Kamar Dagang dan Industri (KADIN) Indonesia mengungkapkan tingginya biaya tenaga kerja per unit produksi menjadi pemicu utama perusahaan manufaktur melakukan relokasi pabrik dari Indonesia ke Vietnam dan Kamboja pada Selasa (14/6/2026).
Wakil Ketua Umum KADIN Bidang Ketenagakerjaan, Subchan Gatot, menjelaskan dalam Rapat Panja Rancangan Undang-undang Ketenagakerjaan bersama Komisi IX DPR bahwa beban operasional di Indonesia jauh lebih berat dibandingkan negara tetangga.

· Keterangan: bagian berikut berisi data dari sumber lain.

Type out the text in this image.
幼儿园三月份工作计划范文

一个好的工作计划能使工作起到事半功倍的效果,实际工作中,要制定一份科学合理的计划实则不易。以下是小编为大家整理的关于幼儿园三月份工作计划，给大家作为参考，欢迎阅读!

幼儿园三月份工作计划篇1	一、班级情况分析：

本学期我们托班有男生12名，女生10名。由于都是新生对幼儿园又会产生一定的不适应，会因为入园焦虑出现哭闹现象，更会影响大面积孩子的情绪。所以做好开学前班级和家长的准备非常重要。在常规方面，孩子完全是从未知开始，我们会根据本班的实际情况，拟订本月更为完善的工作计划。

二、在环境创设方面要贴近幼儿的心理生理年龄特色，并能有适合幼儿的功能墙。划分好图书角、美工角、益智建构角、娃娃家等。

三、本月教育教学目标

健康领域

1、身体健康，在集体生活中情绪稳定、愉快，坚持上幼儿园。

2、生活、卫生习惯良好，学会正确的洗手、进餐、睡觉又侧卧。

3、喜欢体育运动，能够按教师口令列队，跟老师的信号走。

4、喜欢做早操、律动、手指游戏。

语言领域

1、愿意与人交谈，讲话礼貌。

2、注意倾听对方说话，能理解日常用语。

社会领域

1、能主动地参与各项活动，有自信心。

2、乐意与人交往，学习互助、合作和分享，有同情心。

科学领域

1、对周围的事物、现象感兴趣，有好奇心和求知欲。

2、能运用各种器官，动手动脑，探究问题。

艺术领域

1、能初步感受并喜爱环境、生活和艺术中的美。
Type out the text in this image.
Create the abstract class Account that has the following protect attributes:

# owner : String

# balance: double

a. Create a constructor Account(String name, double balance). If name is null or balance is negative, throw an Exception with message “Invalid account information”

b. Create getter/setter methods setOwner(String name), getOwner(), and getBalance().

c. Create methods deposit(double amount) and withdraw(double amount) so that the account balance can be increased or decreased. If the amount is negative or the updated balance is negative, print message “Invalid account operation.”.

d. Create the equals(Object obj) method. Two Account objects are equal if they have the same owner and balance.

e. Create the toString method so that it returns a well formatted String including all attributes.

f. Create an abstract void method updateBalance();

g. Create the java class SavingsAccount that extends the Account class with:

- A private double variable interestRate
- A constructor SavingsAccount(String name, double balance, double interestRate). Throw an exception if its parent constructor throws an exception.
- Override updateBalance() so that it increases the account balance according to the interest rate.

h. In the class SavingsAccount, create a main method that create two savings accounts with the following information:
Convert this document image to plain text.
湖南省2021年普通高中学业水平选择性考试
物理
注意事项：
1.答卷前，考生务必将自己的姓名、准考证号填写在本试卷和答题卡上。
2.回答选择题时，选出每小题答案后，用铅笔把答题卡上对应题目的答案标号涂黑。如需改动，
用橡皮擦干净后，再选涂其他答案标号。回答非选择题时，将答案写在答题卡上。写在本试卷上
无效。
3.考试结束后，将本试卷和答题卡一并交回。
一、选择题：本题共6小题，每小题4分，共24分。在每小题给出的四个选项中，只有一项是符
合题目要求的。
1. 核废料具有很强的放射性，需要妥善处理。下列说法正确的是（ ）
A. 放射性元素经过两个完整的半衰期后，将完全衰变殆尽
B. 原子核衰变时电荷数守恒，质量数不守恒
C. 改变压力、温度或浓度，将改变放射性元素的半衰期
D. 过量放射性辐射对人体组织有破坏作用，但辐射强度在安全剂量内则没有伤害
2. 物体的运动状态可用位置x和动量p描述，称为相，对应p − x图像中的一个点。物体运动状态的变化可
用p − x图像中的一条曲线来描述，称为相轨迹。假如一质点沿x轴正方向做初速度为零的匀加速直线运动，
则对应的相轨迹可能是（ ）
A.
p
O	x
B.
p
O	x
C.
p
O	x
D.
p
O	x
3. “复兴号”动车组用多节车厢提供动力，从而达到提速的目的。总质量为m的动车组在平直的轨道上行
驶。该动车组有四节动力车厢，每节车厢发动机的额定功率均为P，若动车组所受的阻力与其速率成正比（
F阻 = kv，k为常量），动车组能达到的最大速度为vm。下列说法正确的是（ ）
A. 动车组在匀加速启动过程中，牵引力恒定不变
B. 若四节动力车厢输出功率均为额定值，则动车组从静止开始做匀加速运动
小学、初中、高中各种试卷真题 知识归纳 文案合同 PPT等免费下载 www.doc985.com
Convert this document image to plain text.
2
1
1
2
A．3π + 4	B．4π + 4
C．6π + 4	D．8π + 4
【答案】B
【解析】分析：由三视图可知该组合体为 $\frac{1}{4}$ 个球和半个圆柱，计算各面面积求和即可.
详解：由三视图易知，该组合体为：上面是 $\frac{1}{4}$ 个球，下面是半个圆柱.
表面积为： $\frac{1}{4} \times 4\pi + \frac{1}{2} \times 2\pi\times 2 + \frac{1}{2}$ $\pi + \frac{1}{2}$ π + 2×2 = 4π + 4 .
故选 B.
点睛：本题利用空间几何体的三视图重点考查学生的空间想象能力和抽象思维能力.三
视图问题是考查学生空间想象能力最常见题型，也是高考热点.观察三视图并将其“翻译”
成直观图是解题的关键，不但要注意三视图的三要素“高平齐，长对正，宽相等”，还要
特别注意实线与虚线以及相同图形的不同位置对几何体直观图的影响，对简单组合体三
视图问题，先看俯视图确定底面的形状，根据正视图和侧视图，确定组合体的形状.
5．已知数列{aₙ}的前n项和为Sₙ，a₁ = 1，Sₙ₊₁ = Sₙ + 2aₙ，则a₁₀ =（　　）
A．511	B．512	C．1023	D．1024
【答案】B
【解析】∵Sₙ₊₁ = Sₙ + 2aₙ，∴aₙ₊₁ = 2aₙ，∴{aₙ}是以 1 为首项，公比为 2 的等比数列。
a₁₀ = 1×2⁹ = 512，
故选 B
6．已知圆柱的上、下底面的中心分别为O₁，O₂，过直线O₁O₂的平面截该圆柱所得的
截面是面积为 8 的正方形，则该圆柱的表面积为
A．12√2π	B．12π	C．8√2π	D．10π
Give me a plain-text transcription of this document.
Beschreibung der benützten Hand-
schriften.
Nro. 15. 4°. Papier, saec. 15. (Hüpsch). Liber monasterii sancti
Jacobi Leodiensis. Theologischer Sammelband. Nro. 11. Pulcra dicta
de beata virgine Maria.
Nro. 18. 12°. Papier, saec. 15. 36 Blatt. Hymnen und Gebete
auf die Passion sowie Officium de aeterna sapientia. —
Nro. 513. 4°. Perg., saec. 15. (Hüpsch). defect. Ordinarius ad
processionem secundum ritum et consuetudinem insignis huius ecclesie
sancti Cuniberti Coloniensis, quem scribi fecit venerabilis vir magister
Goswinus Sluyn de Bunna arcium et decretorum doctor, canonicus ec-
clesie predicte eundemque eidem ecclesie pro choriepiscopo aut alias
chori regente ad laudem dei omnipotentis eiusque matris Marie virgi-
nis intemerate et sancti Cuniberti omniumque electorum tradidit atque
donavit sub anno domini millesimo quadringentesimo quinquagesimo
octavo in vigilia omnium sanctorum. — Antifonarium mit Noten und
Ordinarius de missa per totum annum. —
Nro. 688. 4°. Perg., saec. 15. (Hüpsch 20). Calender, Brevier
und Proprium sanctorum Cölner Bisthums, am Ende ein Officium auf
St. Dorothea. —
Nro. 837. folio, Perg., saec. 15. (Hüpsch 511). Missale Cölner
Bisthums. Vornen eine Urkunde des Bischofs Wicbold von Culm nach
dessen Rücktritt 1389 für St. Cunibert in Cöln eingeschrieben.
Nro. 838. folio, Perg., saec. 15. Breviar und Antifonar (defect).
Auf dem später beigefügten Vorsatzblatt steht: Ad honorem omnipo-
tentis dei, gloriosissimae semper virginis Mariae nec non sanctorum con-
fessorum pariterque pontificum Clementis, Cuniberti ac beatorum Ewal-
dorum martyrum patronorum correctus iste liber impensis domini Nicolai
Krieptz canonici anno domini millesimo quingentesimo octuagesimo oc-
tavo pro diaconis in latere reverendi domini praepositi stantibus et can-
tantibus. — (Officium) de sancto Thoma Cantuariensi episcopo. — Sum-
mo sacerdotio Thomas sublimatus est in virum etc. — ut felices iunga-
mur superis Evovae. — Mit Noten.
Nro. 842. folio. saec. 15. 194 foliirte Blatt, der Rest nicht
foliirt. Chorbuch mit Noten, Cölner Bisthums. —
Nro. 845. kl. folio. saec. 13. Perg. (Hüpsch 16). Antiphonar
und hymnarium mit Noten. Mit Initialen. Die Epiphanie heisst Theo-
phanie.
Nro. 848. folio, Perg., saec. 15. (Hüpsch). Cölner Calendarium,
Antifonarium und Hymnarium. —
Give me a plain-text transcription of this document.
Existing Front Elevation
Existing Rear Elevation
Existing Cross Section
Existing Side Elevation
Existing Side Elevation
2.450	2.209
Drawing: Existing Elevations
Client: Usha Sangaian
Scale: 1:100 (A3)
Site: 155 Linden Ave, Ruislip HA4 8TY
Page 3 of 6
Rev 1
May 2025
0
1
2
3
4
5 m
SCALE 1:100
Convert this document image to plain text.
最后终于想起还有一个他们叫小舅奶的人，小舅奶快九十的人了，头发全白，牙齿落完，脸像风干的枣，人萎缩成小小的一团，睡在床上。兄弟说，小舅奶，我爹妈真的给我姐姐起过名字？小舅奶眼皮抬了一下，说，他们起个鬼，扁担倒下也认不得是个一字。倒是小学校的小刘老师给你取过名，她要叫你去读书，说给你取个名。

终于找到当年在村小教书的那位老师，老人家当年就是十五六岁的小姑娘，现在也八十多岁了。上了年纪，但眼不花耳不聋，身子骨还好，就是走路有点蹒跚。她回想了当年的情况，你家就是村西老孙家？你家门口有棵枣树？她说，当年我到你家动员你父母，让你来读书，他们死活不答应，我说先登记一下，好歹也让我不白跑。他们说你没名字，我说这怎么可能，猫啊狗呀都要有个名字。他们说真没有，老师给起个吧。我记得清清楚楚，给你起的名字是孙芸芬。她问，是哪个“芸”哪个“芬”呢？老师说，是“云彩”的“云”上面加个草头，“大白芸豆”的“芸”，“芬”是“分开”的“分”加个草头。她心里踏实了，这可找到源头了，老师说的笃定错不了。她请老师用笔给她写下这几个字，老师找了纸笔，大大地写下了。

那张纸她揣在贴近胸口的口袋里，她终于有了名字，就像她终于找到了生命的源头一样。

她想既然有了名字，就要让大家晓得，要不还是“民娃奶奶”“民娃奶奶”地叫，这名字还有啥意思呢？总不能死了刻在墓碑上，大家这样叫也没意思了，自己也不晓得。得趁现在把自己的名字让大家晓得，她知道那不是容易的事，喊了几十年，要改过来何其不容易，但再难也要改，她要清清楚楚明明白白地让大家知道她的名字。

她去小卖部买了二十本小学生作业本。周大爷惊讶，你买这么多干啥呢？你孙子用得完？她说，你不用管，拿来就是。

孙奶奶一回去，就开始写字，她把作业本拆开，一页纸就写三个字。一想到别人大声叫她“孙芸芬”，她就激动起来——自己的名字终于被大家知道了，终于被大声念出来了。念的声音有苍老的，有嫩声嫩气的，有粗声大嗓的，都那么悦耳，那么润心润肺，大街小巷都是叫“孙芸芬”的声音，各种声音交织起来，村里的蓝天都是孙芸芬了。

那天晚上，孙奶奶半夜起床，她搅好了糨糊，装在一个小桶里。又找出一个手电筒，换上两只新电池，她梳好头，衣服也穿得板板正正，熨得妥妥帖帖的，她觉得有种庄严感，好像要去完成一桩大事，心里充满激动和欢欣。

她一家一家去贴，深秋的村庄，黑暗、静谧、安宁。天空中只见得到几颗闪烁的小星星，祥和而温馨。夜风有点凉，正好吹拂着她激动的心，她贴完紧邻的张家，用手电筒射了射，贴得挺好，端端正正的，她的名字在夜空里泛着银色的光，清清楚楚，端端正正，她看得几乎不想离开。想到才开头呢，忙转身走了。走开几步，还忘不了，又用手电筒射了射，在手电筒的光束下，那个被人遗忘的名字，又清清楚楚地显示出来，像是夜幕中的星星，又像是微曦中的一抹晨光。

Dilansir dari Detik Finance, Indonesia merupakan satu-satunya negara dalam perbandingan tersebut yang menetapkan upah minimum lebih tinggi daripada rata-rata upah riil di lapangan.
Data menunjukkan upah minimum di Indonesia berada pada angka US$ 333 atau sekitar Rp 5,7 juta per bulan, sementara kemampuan rata-rata sektor industri hanya berkisar US$ 188 atau Rp 3,2 juta per bulan.
Sebaliknya, Vietnam mencatatkan upah minimum tertinggi sebesar US$ 204 per bulan dengan rata-rata upah riil di lapangan mencapai US$ 342 per bulan, yang dinilai lebih kompetitif bagi investor.
"Jadi Indonesia ini upah minimumnya memang sebagian besar tidak bisa di-absorb oleh perusahaan padat karya," ujar Subchan Gatot, Wakil Ketua Umum KADIN Bidang Ketenagakerjaan.
Selain masalah upah, skema pesangon di Indonesia turut menjadi sorotan karena mewajibkan rata-rata satu bulan gaji untuk setiap tahun masa kerja, jauh di atas standar Vietnam sebesar 0,5 bulan gaji.
Kamboja bahkan menerapkan standar yang lebih rendah lagi bagi pengusaha, yakni hanya sebesar 15 hari gaji untuk kewajiban pesangon tenaga kerja.
Meskipun produktivitas tenaga kerja nasional tumbuh 3,75% secara tahunan (YoY), Kadin menilai capaian tersebut belum mampu mengimbangi lonjakan biaya tenaga kerja dan tuntutan persaingan global.
Subchan juga menyoroti tantangan kualitas SDM, di mana sekitar 47 juta pekerja Indonesia saat ini membutuhkan program pelatihan ulang atau reskilling untuk meningkatkan daya saing.